This thread has been locked.

If you have a related question, please click the "Ask a related question" button in the top right corner. The newly created question will be automatically linked to this question.

DM355 VPBE decode

hi

       I'm using DM355 EVM trying to decode stream which encode by VPFE from a IPCamera, but in "decodeVideoBuffer()"  function "VIDDEC2_process(hDecode, &inBufDesc, &outBufDesc, &inArgs, &outArgs)" failed and "outArgs.bytesConsumed = 0" as i use the same function could decode the example "*_pal.mpeg4" file; so I want know if the VPBE decoder need a header or what format  for the example file like "_pal.mpeg4"? does it have a header or just stream data?

   thanks in advance!

  • our codecs work on elementary streams, no headers needed.   As a matter of fact, if the media files have any headers, you would need to strip these out and just pass elemantary stream data to our decoders.

  • As you say, but how does the hardware know what size with one frame?  you know when i copy a big size like 1382400 to "decodeVideoBuffer()" as input buf, it just consumed 4530 as a frame, who has control this? 

    you should know that i have assign  "params.maxWidth = 960   params.maxHeight  = 720" in "videoDecodeAlgCreate()" which i thank would be assign output stream's resolution, but i just got the right resolution like "decStatus.outputWidth 720  decStatus.outputHeight  576", i am so confused and need your help

    some printf message you should:

    params.maxWidth = 960   params.maxHeight  = 720

    inBufDesc.descs[0].bufSize  1382400, outBufDesc.bufSizes 1095945052  outArgs.bytesConsumed 266
    video1.c  get dec_status  decStatus.outputWidth 720  decStatus.outputHeight  576

  • Eric,

    From a video  capture/display perspective, the size is determined by synchronization signals (hsync, vsync, fid) which can be defined via hardware registers or receieved from an external master chip.

    From a codec compression/uncompression perspective, the size is defined by paramters you pass via create API you mentioned above; however, you should refer to the codec data-sheet (included with DVSDK install) as well to make sure your codec can handle the resolution you are asking for, otherwise it may defualt to a smaller resolution. 

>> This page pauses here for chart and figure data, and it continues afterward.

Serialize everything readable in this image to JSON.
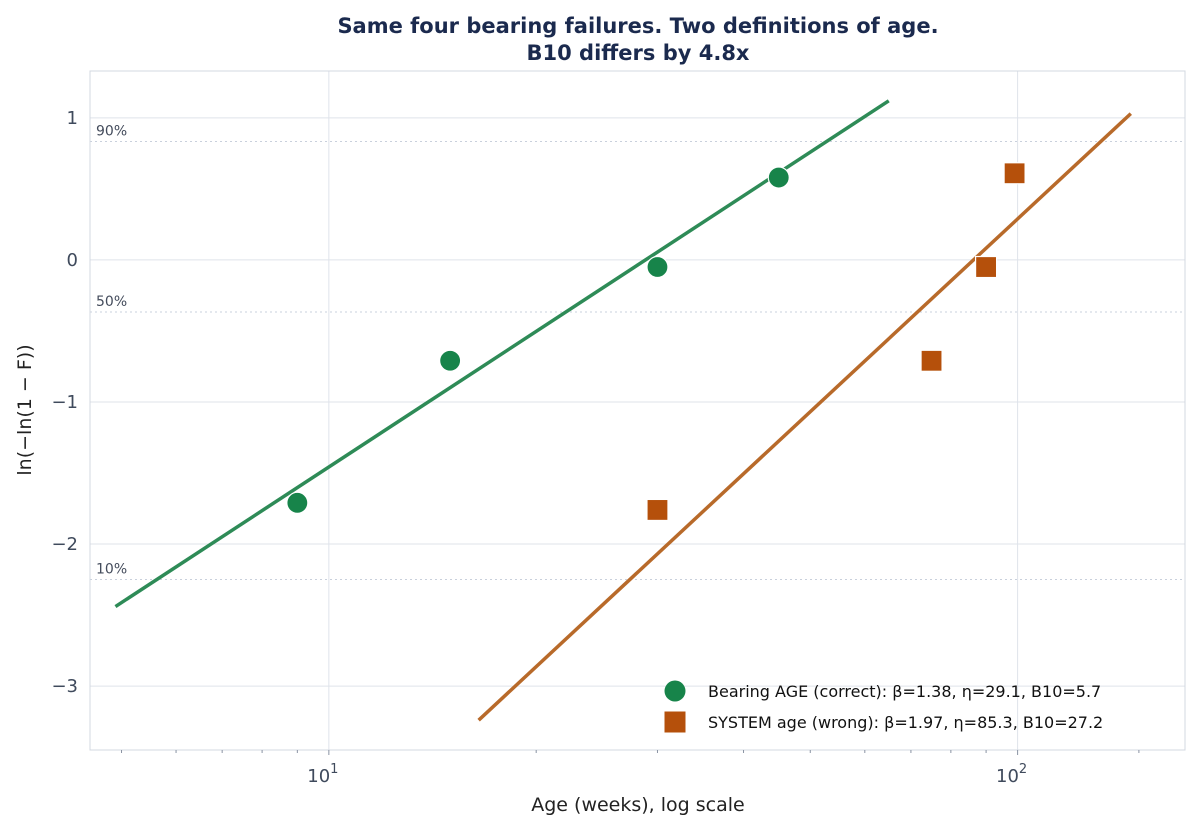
{
  "chart_data": {
    "type": "scatter",
    "title": "Same four bearing failures. Two definitions of age.",
    "subtitle": "B10 differs by 4.8x",
    "xlabel": "Age (weeks), log scale",
    "ylabel": "ln(−ln(1 − F))",
    "x_scale": "log",
    "xlim": [
      4.5,
      175
    ],
    "ylim": [
      -3.45,
      1.33
    ],
    "x_ticks": [
      {
        "value": 10,
        "base": "10",
        "exp": "1"
      },
      {
        "value": 100,
        "base": "10",
        "exp": "2"
      }
    ],
    "y_ticks": [
      {
        "value": 1,
        "label": "1"
      },
      {
        "value": 0,
        "label": "0"
      },
      {
        "value": -1,
        "label": "−1"
      },
      {
        "value": -2,
        "label": "−2"
      },
      {
        "value": -3,
        "label": "−3"
      }
    ],
    "grid": true,
    "reference_lines": [
      {
        "y": 0.834,
        "label": "90%"
      },
      {
        "y": -0.367,
        "label": "50%"
      },
      {
        "y": -2.25,
        "label": "10%"
      }
    ],
    "legend_position": "bottom-right",
    "series": [
      {
        "name": "Bearing AGE (correct): β=1.38, η=29.1, B10=5.7",
        "marker": "circle",
        "color": "#17844a",
        "line_color": "#2e8b57",
        "points": [
          {
            "x": 9.0,
            "y": -1.71
          },
          {
            "x": 15.0,
            "y": -0.71
          },
          {
            "x": 30.0,
            "y": -0.05
          },
          {
            "x": 45.0,
            "y": 0.58
          }
        ],
        "fit_line": [
          {
            "x": 4.9,
            "y": -2.44
          },
          {
            "x": 65.0,
            "y": 1.12
          }
        ]
      },
      {
        "name": "SYSTEM age (wrong): β=1.97, η=85.3, B10=27.2",
        "marker": "square",
        "color": "#b5500b",
        "line_color": "#b86a2a",
        "points": [
          {
            "x": 30.0,
            "y": -1.76
          },
          {
            "x": 75.0,
            "y": -0.71
          },
          {
            "x": 90.0,
            "y": -0.05
          },
          {
            "x": 99.0,
            "y": 0.61
          }
        ],
        "fit_line": [
          {
            "x": 16.5,
            "y": -3.24
          },
          {
            "x": 146.0,
            "y": 1.03
          }
        ]
      }
    ]
  }
}
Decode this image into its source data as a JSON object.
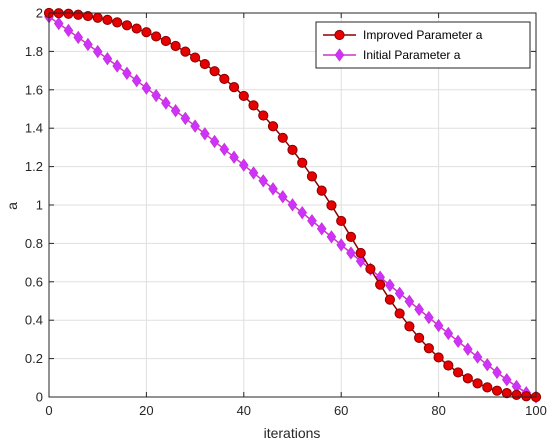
{
  "chart_data": {
    "type": "line",
    "title": "",
    "xlabel": "iterations",
    "ylabel": "a",
    "xlim": [
      0,
      100
    ],
    "ylim": [
      0,
      2
    ],
    "xticks": [
      0,
      20,
      40,
      60,
      80,
      100
    ],
    "yticks": [
      0,
      0.2,
      0.4,
      0.6,
      0.8,
      1,
      1.2,
      1.4,
      1.6,
      1.8,
      2
    ],
    "grid": true,
    "legend_location": "top-right",
    "series": [
      {
        "name": "Improved Parameter a",
        "color": "#8B0000",
        "marker": "circle",
        "marker_color": "#e60000",
        "x": [
          0,
          2,
          4,
          6,
          8,
          10,
          12,
          14,
          16,
          18,
          20,
          22,
          24,
          26,
          28,
          30,
          32,
          34,
          36,
          38,
          40,
          42,
          44,
          46,
          48,
          50,
          52,
          54,
          56,
          58,
          60,
          62,
          64,
          66,
          68,
          70,
          72,
          74,
          76,
          78,
          80,
          82,
          84,
          86,
          88,
          90,
          92,
          94,
          96,
          98,
          100
        ],
        "values": [
          2.0,
          1.999,
          1.996,
          1.991,
          1.984,
          1.975,
          1.964,
          1.951,
          1.936,
          1.919,
          1.9,
          1.878,
          1.854,
          1.828,
          1.799,
          1.768,
          1.734,
          1.697,
          1.657,
          1.614,
          1.568,
          1.519,
          1.466,
          1.41,
          1.35,
          1.287,
          1.22,
          1.149,
          1.075,
          0.998,
          0.917,
          0.834,
          0.75,
          0.667,
          0.585,
          0.507,
          0.435,
          0.368,
          0.308,
          0.254,
          0.206,
          0.164,
          0.128,
          0.097,
          0.071,
          0.05,
          0.033,
          0.02,
          0.011,
          0.004,
          0.0
        ]
      },
      {
        "name": "Initial Parameter a",
        "color": "#CC33CC",
        "marker": "diamond",
        "marker_color": "#CC33FF",
        "x": [
          0,
          2,
          4,
          6,
          8,
          10,
          12,
          14,
          16,
          18,
          20,
          22,
          24,
          26,
          28,
          30,
          32,
          34,
          36,
          38,
          40,
          42,
          44,
          46,
          48,
          50,
          52,
          54,
          56,
          58,
          60,
          62,
          64,
          66,
          68,
          70,
          72,
          74,
          76,
          78,
          80,
          82,
          84,
          86,
          88,
          90,
          92,
          94,
          96,
          98,
          100
        ],
        "values": [
          1.98,
          1.945,
          1.909,
          1.873,
          1.836,
          1.799,
          1.762,
          1.724,
          1.686,
          1.648,
          1.609,
          1.57,
          1.531,
          1.491,
          1.451,
          1.411,
          1.371,
          1.331,
          1.29,
          1.249,
          1.208,
          1.167,
          1.126,
          1.084,
          1.043,
          1.001,
          0.96,
          0.918,
          0.876,
          0.834,
          0.792,
          0.75,
          0.708,
          0.666,
          0.624,
          0.582,
          0.54,
          0.498,
          0.456,
          0.414,
          0.372,
          0.331,
          0.29,
          0.249,
          0.208,
          0.168,
          0.128,
          0.09,
          0.055,
          0.022,
          0.0
        ]
      }
    ]
  }
}
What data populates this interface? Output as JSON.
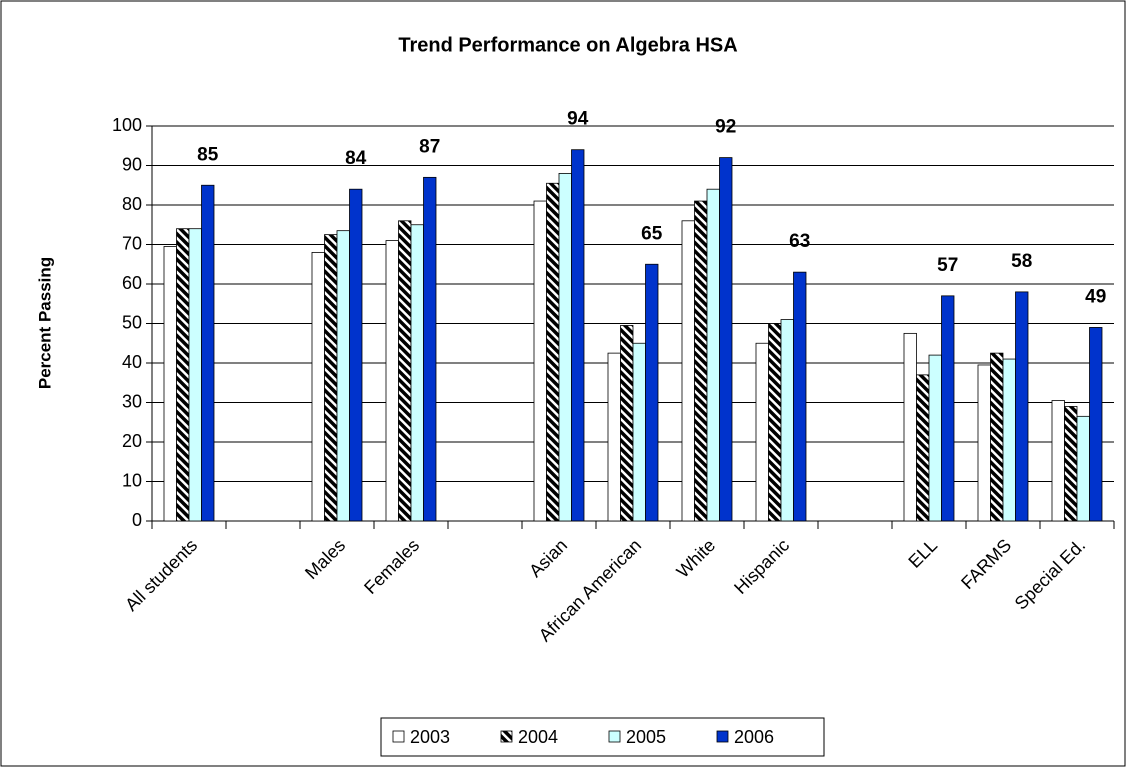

    In addition, as you can imagine, if you want to decode and display, there will be some relationship that would need to be observed between the video size you define for your display driver and the size you define for your codec....

  • Juan

    I know exactly what you have talk above, and i'm sure the hardware can decode even 1080I resolution, the problem which confused me is that as your decode demo show when i copy the same size like 260000 to "decodeVideoBuffer()" as inbuf, but the params "outArgs.bytesConsumed"  just consumed smaller like 4500 or 400 as one frame, it was right for encoded .mpeg4 file as i know every frame didn't have the same size, but  as i passed the same params to the decode Algorithm who control this?  even as the same params we can decode "*_ntsc.mpeg4" and "*_pal.mpeg4", so without a header, who control one frame size to decode right?

    thanks

  • I think I understand your question now.  As you noted, during encode, your input frame size is the same, but your encoded frame size varies depending on how much compression is done on that frame.  Conversely, during decode your input frame size varies, but your output frame size is expected to be the same (say NTSC frames being produced).  If we focus on decode case, since there is no header information, you are expected to know the resolution of your encoded elementary stream (e.g. output frame size), you pass in this information to the codec via VIDDEC_Create VISA API call.  As far as your input frame size is concerned, the codec knows how much data makes up the next frame and the application can get this information via VIDDEC_Control call.  Therefore during your VIDDEC_process call to decode, you need to pass in the input buffer size returned from VIDDEC_Contol and the output buffer size specified in VIDDEC_create; if you pass in a larger buffer size as the input buffer, it will likely only consume the necessary bytes that make up a single frame..and ignore the rest...., which mean you will need to keep tabs on how many bytes where consumed so that you do not loose any data by discarding the rest and continuing to read new buffer from file.

    FYI, the decode demo example included in the DVSDK is a good reference example on the calls that need to be made to decode a video stream from a file.